Yasasının temel amacı suçlunun topluma uyum sağlaması ve topluma yeniden kazandırılmasıdır.

Bu amacın gerçekleştirilmesi, suça yani suç türüne bağlı kalmadan ‘ayrı bir program’ uygulanmasını gerektirir. 

Farklı suçlulara aynı infaz yasası aynı şekilde uygulanır. Anayasa’nın 10. maddesinde teminat altına alınan kanun önünde eşitlik’ ilkesi bu uygulamayı zorunlu kılar.

Bu program suç türüne göre değil, suçlunun infaz süresince gösterdiği davranışlarına ve gözlenen iyi durumuna göre düzenlenecektir.

Bu da infazın mahkûmların işledikleri suça göre ayrıma gidilmeden aynı esaslarar ve programa göre yapılmasını ve sonuçların gözlenmesini gerektirir.

Örneğin, aynı miktar cezayı alan iki hükümlüden birinin suçunun türü sebebiyle cezayı daha uzun çektikten sonra salınması iki mahkûm arasında eşitsizliğe neden olur. Zaten böyle bir uygulama da söz konusu olmaz, olmamalıdır.

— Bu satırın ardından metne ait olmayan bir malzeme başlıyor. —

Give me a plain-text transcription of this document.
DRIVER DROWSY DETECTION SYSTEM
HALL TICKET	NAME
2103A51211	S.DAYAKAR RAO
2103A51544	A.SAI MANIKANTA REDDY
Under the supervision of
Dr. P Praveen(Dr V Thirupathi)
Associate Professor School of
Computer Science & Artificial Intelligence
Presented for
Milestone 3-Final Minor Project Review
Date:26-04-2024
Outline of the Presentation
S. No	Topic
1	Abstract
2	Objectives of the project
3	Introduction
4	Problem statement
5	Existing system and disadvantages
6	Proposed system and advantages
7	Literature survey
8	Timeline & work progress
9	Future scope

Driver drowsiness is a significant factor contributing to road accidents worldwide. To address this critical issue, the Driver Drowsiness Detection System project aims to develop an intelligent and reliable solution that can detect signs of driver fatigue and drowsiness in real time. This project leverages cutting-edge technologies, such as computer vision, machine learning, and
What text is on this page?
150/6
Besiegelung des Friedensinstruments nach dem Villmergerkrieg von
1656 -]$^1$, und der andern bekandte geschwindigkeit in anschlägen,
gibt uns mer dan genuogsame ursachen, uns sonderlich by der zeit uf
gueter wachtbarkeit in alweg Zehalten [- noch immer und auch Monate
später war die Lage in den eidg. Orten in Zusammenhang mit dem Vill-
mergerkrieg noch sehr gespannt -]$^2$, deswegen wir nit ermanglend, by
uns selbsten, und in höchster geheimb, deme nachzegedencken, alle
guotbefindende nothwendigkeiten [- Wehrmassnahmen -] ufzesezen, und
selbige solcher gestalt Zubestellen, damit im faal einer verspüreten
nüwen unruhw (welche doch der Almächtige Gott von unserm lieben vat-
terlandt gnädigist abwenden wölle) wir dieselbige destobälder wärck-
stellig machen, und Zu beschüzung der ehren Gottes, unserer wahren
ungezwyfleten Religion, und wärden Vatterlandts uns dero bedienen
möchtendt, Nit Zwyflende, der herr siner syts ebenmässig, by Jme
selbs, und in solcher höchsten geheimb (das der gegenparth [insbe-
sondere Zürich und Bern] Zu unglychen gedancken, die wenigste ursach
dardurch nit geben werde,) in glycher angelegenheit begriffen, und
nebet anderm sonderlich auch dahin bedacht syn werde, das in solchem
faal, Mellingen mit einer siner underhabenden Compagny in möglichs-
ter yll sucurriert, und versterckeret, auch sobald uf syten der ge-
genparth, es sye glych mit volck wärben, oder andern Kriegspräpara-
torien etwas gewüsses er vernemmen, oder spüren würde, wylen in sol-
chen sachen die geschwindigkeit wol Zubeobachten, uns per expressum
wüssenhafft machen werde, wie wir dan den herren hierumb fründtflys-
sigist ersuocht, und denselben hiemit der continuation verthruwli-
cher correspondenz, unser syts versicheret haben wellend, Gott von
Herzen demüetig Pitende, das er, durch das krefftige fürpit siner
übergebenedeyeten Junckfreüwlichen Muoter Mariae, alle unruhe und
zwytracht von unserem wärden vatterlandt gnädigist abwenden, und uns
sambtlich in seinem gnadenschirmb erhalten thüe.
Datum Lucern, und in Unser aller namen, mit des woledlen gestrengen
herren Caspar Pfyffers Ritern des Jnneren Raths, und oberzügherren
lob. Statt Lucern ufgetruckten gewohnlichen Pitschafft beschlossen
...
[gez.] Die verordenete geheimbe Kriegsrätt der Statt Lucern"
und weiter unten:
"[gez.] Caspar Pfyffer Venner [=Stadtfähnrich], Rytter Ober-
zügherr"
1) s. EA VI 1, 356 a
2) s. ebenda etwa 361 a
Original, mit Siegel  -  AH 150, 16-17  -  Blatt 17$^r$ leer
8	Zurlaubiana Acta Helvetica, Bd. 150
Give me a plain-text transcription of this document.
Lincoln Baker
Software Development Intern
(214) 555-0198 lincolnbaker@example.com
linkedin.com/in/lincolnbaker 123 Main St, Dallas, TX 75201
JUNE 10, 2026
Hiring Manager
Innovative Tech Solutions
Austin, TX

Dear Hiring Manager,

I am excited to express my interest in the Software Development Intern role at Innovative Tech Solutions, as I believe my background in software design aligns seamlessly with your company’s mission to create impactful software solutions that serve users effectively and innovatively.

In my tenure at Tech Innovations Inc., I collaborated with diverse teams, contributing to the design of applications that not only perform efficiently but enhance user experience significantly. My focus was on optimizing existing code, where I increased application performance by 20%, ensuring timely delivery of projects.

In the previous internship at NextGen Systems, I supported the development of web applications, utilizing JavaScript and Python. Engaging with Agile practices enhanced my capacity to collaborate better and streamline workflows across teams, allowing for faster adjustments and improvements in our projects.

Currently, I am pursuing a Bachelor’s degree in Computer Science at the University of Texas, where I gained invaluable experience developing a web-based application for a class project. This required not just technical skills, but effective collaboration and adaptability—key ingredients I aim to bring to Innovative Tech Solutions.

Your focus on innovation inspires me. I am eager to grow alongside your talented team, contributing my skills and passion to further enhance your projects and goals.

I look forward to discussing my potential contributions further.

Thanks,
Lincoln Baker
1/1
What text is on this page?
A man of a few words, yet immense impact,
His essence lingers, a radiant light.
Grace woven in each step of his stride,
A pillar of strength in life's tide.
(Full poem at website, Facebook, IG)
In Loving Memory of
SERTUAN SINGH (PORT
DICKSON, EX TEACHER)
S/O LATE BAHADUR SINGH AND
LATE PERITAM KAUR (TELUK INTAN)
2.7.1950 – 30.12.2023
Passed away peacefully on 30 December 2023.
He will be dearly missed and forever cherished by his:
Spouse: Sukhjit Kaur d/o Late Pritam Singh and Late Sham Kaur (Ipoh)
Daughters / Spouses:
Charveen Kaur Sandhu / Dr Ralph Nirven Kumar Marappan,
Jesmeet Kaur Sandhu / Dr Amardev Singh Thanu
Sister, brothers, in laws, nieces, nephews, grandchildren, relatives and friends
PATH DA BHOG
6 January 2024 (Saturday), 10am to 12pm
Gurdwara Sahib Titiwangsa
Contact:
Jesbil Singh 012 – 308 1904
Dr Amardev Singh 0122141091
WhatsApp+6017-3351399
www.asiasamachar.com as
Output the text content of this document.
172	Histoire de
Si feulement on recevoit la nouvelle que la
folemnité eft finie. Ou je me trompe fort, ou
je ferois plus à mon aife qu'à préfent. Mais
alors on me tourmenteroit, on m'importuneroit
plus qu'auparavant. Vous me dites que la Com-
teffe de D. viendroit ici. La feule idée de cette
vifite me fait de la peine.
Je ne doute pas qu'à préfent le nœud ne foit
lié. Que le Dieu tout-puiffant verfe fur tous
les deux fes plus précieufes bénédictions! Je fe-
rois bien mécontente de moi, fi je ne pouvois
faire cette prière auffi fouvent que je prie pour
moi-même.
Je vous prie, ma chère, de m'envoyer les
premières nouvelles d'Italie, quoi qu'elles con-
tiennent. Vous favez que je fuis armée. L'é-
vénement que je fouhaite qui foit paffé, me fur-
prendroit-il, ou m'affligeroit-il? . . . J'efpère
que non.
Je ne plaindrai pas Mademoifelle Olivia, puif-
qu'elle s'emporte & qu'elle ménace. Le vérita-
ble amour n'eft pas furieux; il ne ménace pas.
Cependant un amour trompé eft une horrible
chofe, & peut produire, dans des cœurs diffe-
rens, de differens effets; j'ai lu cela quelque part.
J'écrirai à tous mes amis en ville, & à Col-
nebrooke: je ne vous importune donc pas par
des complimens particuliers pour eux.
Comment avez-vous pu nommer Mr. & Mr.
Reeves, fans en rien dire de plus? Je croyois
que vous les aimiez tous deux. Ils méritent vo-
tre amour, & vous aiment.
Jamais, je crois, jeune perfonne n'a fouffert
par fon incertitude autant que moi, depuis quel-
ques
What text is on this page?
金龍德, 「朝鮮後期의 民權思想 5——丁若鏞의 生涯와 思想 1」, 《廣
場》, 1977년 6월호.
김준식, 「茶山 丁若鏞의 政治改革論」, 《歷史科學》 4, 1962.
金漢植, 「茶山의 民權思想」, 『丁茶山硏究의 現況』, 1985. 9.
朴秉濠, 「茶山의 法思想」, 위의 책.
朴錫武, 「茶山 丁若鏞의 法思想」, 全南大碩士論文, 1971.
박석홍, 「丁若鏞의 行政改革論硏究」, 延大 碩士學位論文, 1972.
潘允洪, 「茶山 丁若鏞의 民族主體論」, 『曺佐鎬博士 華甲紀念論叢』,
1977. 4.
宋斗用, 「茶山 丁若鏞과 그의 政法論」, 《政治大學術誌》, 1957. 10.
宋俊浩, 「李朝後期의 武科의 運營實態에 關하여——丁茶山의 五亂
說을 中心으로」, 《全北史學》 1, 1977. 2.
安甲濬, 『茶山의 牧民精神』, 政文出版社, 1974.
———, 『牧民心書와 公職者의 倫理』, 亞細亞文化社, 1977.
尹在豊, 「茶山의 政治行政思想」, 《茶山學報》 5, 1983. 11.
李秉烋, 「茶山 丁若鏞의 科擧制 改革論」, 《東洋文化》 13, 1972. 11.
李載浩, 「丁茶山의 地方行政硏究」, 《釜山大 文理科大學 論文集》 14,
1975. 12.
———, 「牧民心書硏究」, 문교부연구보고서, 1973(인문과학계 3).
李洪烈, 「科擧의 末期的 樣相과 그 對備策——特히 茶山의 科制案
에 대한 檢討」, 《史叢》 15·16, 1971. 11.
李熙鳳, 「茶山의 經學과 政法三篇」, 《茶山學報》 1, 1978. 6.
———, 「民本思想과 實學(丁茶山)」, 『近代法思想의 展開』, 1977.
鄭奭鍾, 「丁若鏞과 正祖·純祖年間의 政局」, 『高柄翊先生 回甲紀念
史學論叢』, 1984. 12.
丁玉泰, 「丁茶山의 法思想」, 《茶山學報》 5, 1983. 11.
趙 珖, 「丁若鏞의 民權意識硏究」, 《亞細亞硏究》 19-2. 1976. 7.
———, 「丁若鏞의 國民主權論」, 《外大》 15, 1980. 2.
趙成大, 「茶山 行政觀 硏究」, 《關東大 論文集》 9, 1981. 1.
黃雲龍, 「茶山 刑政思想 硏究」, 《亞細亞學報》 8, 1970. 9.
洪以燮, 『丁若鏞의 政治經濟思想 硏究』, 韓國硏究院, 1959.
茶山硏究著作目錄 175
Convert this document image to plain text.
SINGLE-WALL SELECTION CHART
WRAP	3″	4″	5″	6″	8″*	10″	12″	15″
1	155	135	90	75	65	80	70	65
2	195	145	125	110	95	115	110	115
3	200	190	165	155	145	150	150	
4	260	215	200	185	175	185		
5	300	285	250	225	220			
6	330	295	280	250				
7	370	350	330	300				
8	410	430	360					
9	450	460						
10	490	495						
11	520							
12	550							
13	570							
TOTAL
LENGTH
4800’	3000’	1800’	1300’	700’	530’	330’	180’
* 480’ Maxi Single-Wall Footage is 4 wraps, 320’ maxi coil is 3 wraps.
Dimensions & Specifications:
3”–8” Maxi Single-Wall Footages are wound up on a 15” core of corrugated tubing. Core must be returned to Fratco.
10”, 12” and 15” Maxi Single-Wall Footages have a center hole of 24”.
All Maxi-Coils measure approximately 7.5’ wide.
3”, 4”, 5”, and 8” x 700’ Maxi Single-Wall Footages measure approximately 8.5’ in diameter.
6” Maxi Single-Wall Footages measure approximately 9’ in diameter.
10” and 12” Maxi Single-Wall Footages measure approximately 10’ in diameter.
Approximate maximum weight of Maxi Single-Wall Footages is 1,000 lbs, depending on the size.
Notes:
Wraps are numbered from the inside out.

Bu açıdan tasarı Ceza İnfaz Yasası’nın varlık nedeniyle çelişen bir yaklaşım içindedir. Hükmün infazında, her suçluya eşit uygulanan bir yasanın  bu özelliği yok sayılmış, inkâr edilmiş gözüküyor.

Eğer  tasarı özündeki bu sakatlıkla yasalaşırsa  Anayasa’nın 10. Maddesine aykırı olarak doğmuş olur. Ve cezalarını Ceza İnfaz Yasası’na göre çekmekte olanlar arasındaki eşitlik ilkesine ağır hasar verecektir.

Tasarının pek çok aksaklıkları çok hızlıca giderilmeli; eşitlik ilkesi en temel ilke olarak gözetilmeli ve Corona virüsünün cellatlığına imkân verilmeden yasalaştırılmalıdır.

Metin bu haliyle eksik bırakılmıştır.